Newly published Tripwire research had revealed that only 25 percent of businesses have already spent money on cyber-security preparation for the UK leaving the EU. That suggests the preparatory message has been somewhat lost in the fog of uncertainty surrounding the whole Brexit process. Again, no surprise when you consider that same research revealed 48 percent of businesses believe that cyber-security ramifications are not taken into serious consideration when geopolitical decisions are made.
Digital minister, Margot James MP, has acknowledged the role that data plays in day-to-day business, and urged companies to prepare ahead of a potential no-deal Brexit, warning "the current uncertainty around Brexit is of great concern and businesses need to take action to limit the risk of potential disruption if a no deal were to happen." So, other than checking the Information Commissioner’s Office guidance, as James suggests, what else should the enterprise certainly be doing related to this Brexit uncertainty?

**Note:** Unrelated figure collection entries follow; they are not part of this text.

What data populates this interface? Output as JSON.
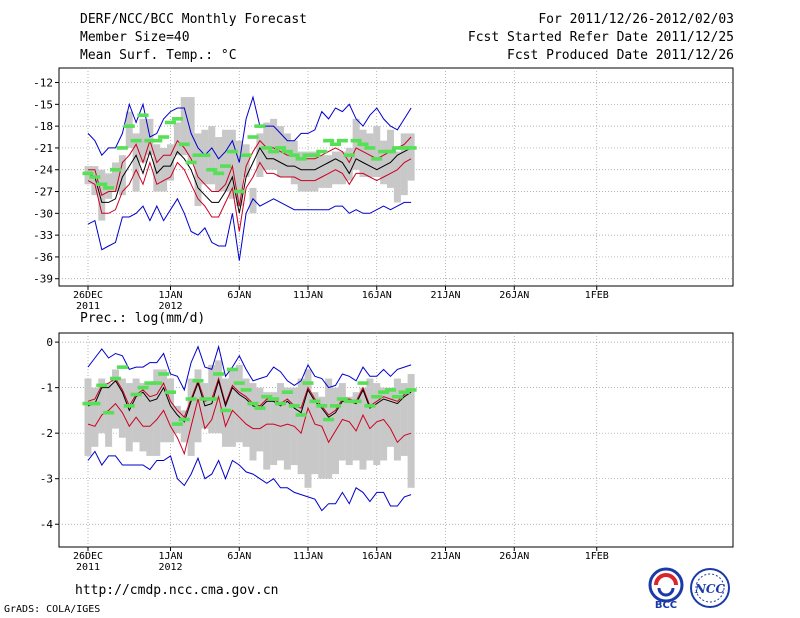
{
  "header": {
    "title": "DERF/NCC/BCC Monthly Forecast",
    "member_size": "Member Size=40",
    "variable": "Mean Surf. Temp.: °C",
    "period": "For 2011/12/26-2012/02/03",
    "refer_date": "Fcst Started Refer Date 2011/12/25",
    "produced_date": "Fcst Produced Date 2011/12/26"
  },
  "footer": {
    "url": "http://cmdp.ncc.cma.gov.cn",
    "grads": "GrADS: COLA/IGES",
    "logo_bcc": "BCC",
    "logo_ncc": "NCC"
  },
  "colors": {
    "envelope": "#0000cc",
    "spread": "#cc0022",
    "mean": "#000000",
    "box": "#c8c8c8",
    "median": "#55e055"
  },
  "chart_data": [
    {
      "type": "box",
      "title": "Mean Surf. Temp.: °C",
      "ylim": [
        -40,
        -10
      ],
      "yticks": [
        -12,
        -15,
        -18,
        -21,
        -24,
        -27,
        -30,
        -33,
        -36,
        -39
      ],
      "x_tick_labels": [
        {
          "day": 0,
          "label": "26DEC",
          "sub": "2011"
        },
        {
          "day": 6,
          "label": "1JAN",
          "sub": "2012"
        },
        {
          "day": 11,
          "label": "6JAN",
          "sub": ""
        },
        {
          "day": 16,
          "label": "11JAN",
          "sub": ""
        },
        {
          "day": 21,
          "label": "16JAN",
          "sub": ""
        },
        {
          "day": 26,
          "label": "21JAN",
          "sub": ""
        },
        {
          "day": 31,
          "label": "26JAN",
          "sub": ""
        },
        {
          "day": 37,
          "label": "1FEB",
          "sub": ""
        }
      ],
      "box_high": [
        -23.5,
        -23.5,
        -24,
        -24.5,
        -23,
        -22,
        -16,
        -19,
        -17,
        -17,
        -20.5,
        -21,
        -20.5,
        -17.5,
        -14,
        -14,
        -19,
        -18.5,
        -18,
        -19.5,
        -18.5,
        -18.5,
        -20,
        -20.5,
        -26.5,
        -19,
        -17.5,
        -17,
        -18,
        -19,
        -20,
        -21.5,
        -21.5,
        -21.5,
        -22,
        -22,
        -21.5,
        -21.5,
        -21,
        -17,
        -18.5,
        -19,
        -18,
        -20,
        -18.5,
        -21.5,
        -19,
        -19
      ],
      "box_low": [
        -26,
        -27.5,
        -31,
        -28,
        -27,
        -27.5,
        -21,
        -27,
        -23,
        -22,
        -27,
        -27,
        -25.5,
        -22,
        -22,
        -23,
        -29,
        -26,
        -26,
        -27,
        -27,
        -28,
        -29,
        -25,
        -30,
        -25,
        -24,
        -24,
        -25,
        -25,
        -26,
        -27,
        -27,
        -27,
        -26.5,
        -26.5,
        -26,
        -26,
        -25.5,
        -24,
        -25,
        -25,
        -25,
        -26,
        -26.5,
        -28.5,
        -27.5,
        -25.5
      ],
      "median": [
        -24.5,
        -25,
        -26,
        -26.5,
        -24,
        -21,
        -18,
        -20,
        -16.5,
        -20,
        -20,
        -19.5,
        -17.5,
        -17,
        -20.5,
        -23,
        -22,
        -22,
        -24,
        -24.5,
        -23.5,
        -21.5,
        -27,
        -22,
        -19.5,
        -18,
        -21,
        -21.5,
        -21,
        -21.5,
        -22,
        -22.5,
        -22,
        -22,
        -21.5,
        -20,
        -20.5,
        -20,
        -22,
        -20,
        -20.5,
        -21,
        -22.5,
        -21.5,
        -21.5,
        -21,
        -21,
        -21
      ],
      "mean": [
        -24.5,
        -25,
        -28.5,
        -28.5,
        -28,
        -25,
        -23.5,
        -22,
        -24.5,
        -21.5,
        -24.5,
        -23.5,
        -23.5,
        -21.5,
        -22.5,
        -24,
        -26.5,
        -27.5,
        -28.5,
        -28.5,
        -27,
        -25,
        -30,
        -25,
        -23,
        -21,
        -22.5,
        -22.5,
        -23,
        -23.5,
        -23.5,
        -24,
        -24,
        -24,
        -23.5,
        -23,
        -22.5,
        -23,
        -24.5,
        -22.5,
        -23,
        -23.5,
        -24,
        -23.5,
        -23,
        -22,
        -21.5,
        -21
      ],
      "upper": [
        -24,
        -24,
        -27.5,
        -27,
        -27,
        -23,
        -22,
        -20.5,
        -23,
        -20,
        -23,
        -22,
        -22,
        -20,
        -21,
        -22.5,
        -25,
        -26,
        -27,
        -27,
        -26,
        -23.5,
        -29,
        -23.5,
        -21.5,
        -20,
        -21,
        -21,
        -21.5,
        -22,
        -22,
        -22.5,
        -22.5,
        -22.5,
        -22,
        -21.5,
        -21,
        -21.5,
        -23,
        -21,
        -21.5,
        -22,
        -22.5,
        -22,
        -21.5,
        -21,
        -20.5,
        -19.5
      ],
      "lower": [
        -25.5,
        -26,
        -30,
        -30,
        -29.5,
        -27,
        -26,
        -24,
        -26,
        -23,
        -26,
        -25.5,
        -25,
        -23,
        -24,
        -26,
        -28,
        -29,
        -30.5,
        -30.5,
        -28.5,
        -26.5,
        -32.5,
        -26.5,
        -25,
        -23,
        -24.5,
        -24.5,
        -25,
        -25,
        -25,
        -25.5,
        -25.5,
        -25.5,
        -25,
        -24.5,
        -24,
        -24.5,
        -26,
        -24.5,
        -24.5,
        -25,
        -25.5,
        -25,
        -24.5,
        -24,
        -23,
        -22.5
      ],
      "max": [
        -19,
        -20,
        -22,
        -21,
        -21,
        -19,
        -15,
        -17.5,
        -15,
        -19.5,
        -19,
        -17,
        -16,
        -15.5,
        -15.5,
        -19,
        -21,
        -22,
        -21,
        -22.5,
        -21.5,
        -20,
        -23,
        -17,
        -14,
        -18,
        -18,
        -18,
        -19,
        -20,
        -20,
        -19,
        -19,
        -18.5,
        -16,
        -17,
        -15.5,
        -16,
        -15,
        -17,
        -18,
        -16.5,
        -15.5,
        -17,
        -18,
        -18.5,
        -17,
        -15.5
      ],
      "min": [
        -31.5,
        -31,
        -35,
        -34.5,
        -34,
        -30.5,
        -30.5,
        -30,
        -29,
        -31,
        -29,
        -31,
        -29.5,
        -28,
        -30,
        -32.5,
        -33,
        -32,
        -34,
        -34.5,
        -34.5,
        -30,
        -36.5,
        -30,
        -28,
        -29,
        -28.5,
        -28,
        -28.5,
        -29,
        -29.5,
        -29.5,
        -29.5,
        -29.5,
        -29.5,
        -29.5,
        -29,
        -29,
        -30,
        -29.5,
        -30,
        -30,
        -29.5,
        -29,
        -29.5,
        -29,
        -28.5,
        -28.5
      ]
    },
    {
      "type": "box",
      "title": "Prec.: log(mm/d)",
      "ylim": [
        -4.5,
        0.2
      ],
      "yticks": [
        0,
        -1,
        -2,
        -3,
        -4
      ],
      "x_tick_labels": [
        {
          "day": 0,
          "label": "26DEC",
          "sub": "2011"
        },
        {
          "day": 6,
          "label": "1JAN",
          "sub": "2012"
        },
        {
          "day": 11,
          "label": "6JAN",
          "sub": ""
        },
        {
          "day": 16,
          "label": "11JAN",
          "sub": ""
        },
        {
          "day": 21,
          "label": "16JAN",
          "sub": ""
        },
        {
          "day": 26,
          "label": "21JAN",
          "sub": ""
        },
        {
          "day": 31,
          "label": "26JAN",
          "sub": ""
        },
        {
          "day": 37,
          "label": "1FEB",
          "sub": ""
        }
      ],
      "box_high": [
        -0.8,
        -1.0,
        -0.8,
        -0.9,
        -0.6,
        -0.8,
        -0.9,
        -0.8,
        -0.9,
        -0.9,
        -0.6,
        -0.6,
        -0.8,
        -1.4,
        -1.5,
        -0.8,
        -0.6,
        -0.9,
        -0.5,
        -0.4,
        -0.8,
        -0.6,
        -0.5,
        -0.8,
        -0.9,
        -1.0,
        -1.1,
        -1.1,
        -0.9,
        -1.0,
        -1.0,
        -0.8,
        -0.6,
        -1.1,
        -1.2,
        -0.8,
        -1.0,
        -0.9,
        -1.2,
        -1.1,
        -1.0,
        -0.8,
        -0.9,
        -1.0,
        -1.0,
        -0.8,
        -0.9,
        -0.7
      ],
      "box_low": [
        -2.5,
        -2.3,
        -2.0,
        -2.3,
        -1.9,
        -2.1,
        -2.4,
        -2.2,
        -2.4,
        -2.5,
        -2.5,
        -2.2,
        -2.2,
        -2.0,
        -2.2,
        -2.5,
        -2.2,
        -1.9,
        -2.0,
        -2.0,
        -2.3,
        -2.3,
        -2.2,
        -2.3,
        -2.6,
        -2.4,
        -2.8,
        -2.7,
        -2.6,
        -2.8,
        -2.7,
        -2.9,
        -3.2,
        -2.9,
        -3.0,
        -3.0,
        -2.9,
        -2.6,
        -2.7,
        -2.6,
        -2.8,
        -2.6,
        -2.7,
        -2.6,
        -2.3,
        -2.6,
        -2.5,
        -3.2
      ],
      "median": [
        -1.35,
        -1.35,
        -0.95,
        -1.55,
        -0.8,
        -0.55,
        -1.4,
        -1.15,
        -1.0,
        -0.9,
        -0.9,
        -0.7,
        -1.1,
        -1.8,
        -1.7,
        -1.25,
        -0.85,
        -1.25,
        -1.25,
        -0.7,
        -1.5,
        -0.6,
        -0.9,
        -1.05,
        -1.35,
        -1.45,
        -1.2,
        -1.25,
        -1.35,
        -1.1,
        -1.4,
        -1.6,
        -0.9,
        -1.3,
        -1.4,
        -1.7,
        -1.4,
        -1.25,
        -1.3,
        -1.3,
        -0.9,
        -1.4,
        -1.2,
        -1.1,
        -1.05,
        -1.2,
        -1.1,
        -1.05
      ],
      "mean": [
        -1.4,
        -1.35,
        -1.0,
        -1.0,
        -0.85,
        -1.1,
        -1.5,
        -1.2,
        -1.1,
        -1.3,
        -1.25,
        -1.0,
        -1.4,
        -1.6,
        -1.75,
        -1.3,
        -0.9,
        -1.4,
        -1.35,
        -0.85,
        -1.4,
        -1.0,
        -1.15,
        -1.25,
        -1.4,
        -1.45,
        -1.3,
        -1.3,
        -1.4,
        -1.3,
        -1.45,
        -1.55,
        -1.05,
        -1.3,
        -1.45,
        -1.65,
        -1.55,
        -1.3,
        -1.3,
        -1.35,
        -1.05,
        -1.45,
        -1.35,
        -1.25,
        -1.3,
        -1.35,
        -1.2,
        -1.1
      ],
      "upper": [
        -1.3,
        -1.25,
        -0.95,
        -0.9,
        -0.8,
        -1.05,
        -1.4,
        -1.15,
        -1.05,
        -1.2,
        -1.15,
        -0.9,
        -1.3,
        -1.5,
        -1.65,
        -1.25,
        -0.85,
        -1.3,
        -1.25,
        -0.8,
        -1.35,
        -0.95,
        -1.1,
        -1.2,
        -1.35,
        -1.4,
        -1.25,
        -1.25,
        -1.35,
        -1.25,
        -1.4,
        -1.45,
        -1.0,
        -1.25,
        -1.4,
        -1.6,
        -1.5,
        -1.25,
        -1.25,
        -1.3,
        -1.0,
        -1.4,
        -1.3,
        -1.2,
        -1.25,
        -1.3,
        -1.15,
        -1.05
      ],
      "lower": [
        -1.8,
        -1.85,
        -1.6,
        -1.5,
        -1.35,
        -1.55,
        -1.85,
        -1.65,
        -1.85,
        -1.85,
        -1.7,
        -1.5,
        -1.85,
        -2.1,
        -2.45,
        -1.85,
        -1.25,
        -1.9,
        -1.7,
        -1.2,
        -1.85,
        -1.5,
        -1.65,
        -1.8,
        -1.9,
        -1.9,
        -1.8,
        -1.8,
        -1.85,
        -1.8,
        -1.85,
        -2.0,
        -1.45,
        -1.8,
        -1.85,
        -2.2,
        -1.95,
        -1.7,
        -1.75,
        -1.95,
        -1.6,
        -1.9,
        -1.75,
        -1.7,
        -1.9,
        -2.2,
        -2.05,
        -2.0
      ],
      "max": [
        -0.55,
        -0.35,
        -0.15,
        -0.35,
        -0.25,
        -0.3,
        -0.6,
        -0.55,
        -0.55,
        -0.45,
        -0.45,
        -0.25,
        -0.7,
        -0.75,
        -1.05,
        -0.45,
        -0.1,
        -0.55,
        -0.6,
        -0.1,
        -0.75,
        -0.55,
        -0.3,
        -0.6,
        -0.85,
        -0.8,
        -0.75,
        -0.55,
        -0.65,
        -0.85,
        -0.95,
        -0.85,
        -0.5,
        -0.75,
        -0.8,
        -1.0,
        -0.95,
        -0.7,
        -0.75,
        -0.85,
        -0.55,
        -0.75,
        -0.75,
        -0.6,
        -0.75,
        -0.6,
        -0.55,
        -0.5
      ],
      "min": [
        -2.6,
        -2.4,
        -2.7,
        -2.5,
        -2.5,
        -2.7,
        -2.7,
        -2.7,
        -2.7,
        -2.8,
        -2.6,
        -2.6,
        -2.5,
        -3.0,
        -3.15,
        -2.9,
        -2.55,
        -3.0,
        -2.9,
        -2.6,
        -3.0,
        -2.6,
        -2.7,
        -2.85,
        -2.9,
        -3.0,
        -3.1,
        -3.0,
        -3.2,
        -3.2,
        -3.3,
        -3.35,
        -3.4,
        -3.45,
        -3.7,
        -3.55,
        -3.55,
        -3.3,
        -3.55,
        -3.2,
        -3.3,
        -3.5,
        -3.3,
        -3.3,
        -3.6,
        -3.6,
        -3.4,
        -3.35
      ]
    }
  ]
}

For a view from the outside looking in, SC Media UK spoke to Jake Olcott, VP Government Affairs at BitSight, who has previously served as legal advisor to the Senate Commerce Committee and as counsel to the House of Representatives Homeland Security Committee in the United States. "Organisations who were working with UK businesses may need to think about introducing new vendors and suppliers into their environment" Olcott warns "changing their existing relationships with a trusted supply chain." This will likely introduce greater risk to the business from a cyber-security perspective, of course.
"New third-party suppliers—including any and all software providers, business associates, contractors, and subcontractors—may expose an organisation to cyber-risk that could be potentially harmful or even catastrophic" he adds, concluding that "post-Brexit, the need to incorporate cyber into supply chain risk management will be greater than ever before."
Laurie Mercer, a security engineer at HackerOne, points out the security skills shortage comes into sharper focus as Brexit draws ever closer. "Only four percent of the HackerOne community, the largest group of hackers in the world, reside in the UK," Mercer told SC Media UK, adding that, "hopefully, Brexit will not worsen the ability of UK based companies to attract the world’s best talent."
However, freedom of movement issues could do just that. "Limiting the talent pool available to British businesses could put them at a disadvantage to cyber-criminals and put citizens data at risk," Mercer warns, concluding, "one way of engaging with the best international security talent without having to apply for visas is to use alternative models to traditional employment, like Bug Bounty Programmes."
Jake Moore, a cybersecurity specialist at ESET, reminds us in conversation that the uncertainty around Brexit brings with it a new, and potentially unforeseen, avenue of attack. Namely EHIC cards, European Green Cards, and even GDPR. "All offer cyber-criminals the potential to craft targeted phishing attacks." Moore warns businesses, adding, "social-media driven fake news can use scare tactics and I highly doubt the furore around Br.xit will be any different."
Ultimately then, Brexit or no Brexit, deal or no deal, the enterprise needs to continuously review security posture and address weaknesses within it. "This involves training and awareness for people, processes around dealing with critical information and potential risks to it," Dr Guy Bunker, CTO at Clearswift, told SC Media UK, "as well as looking at technology to enforce the processes and keep people and information safe."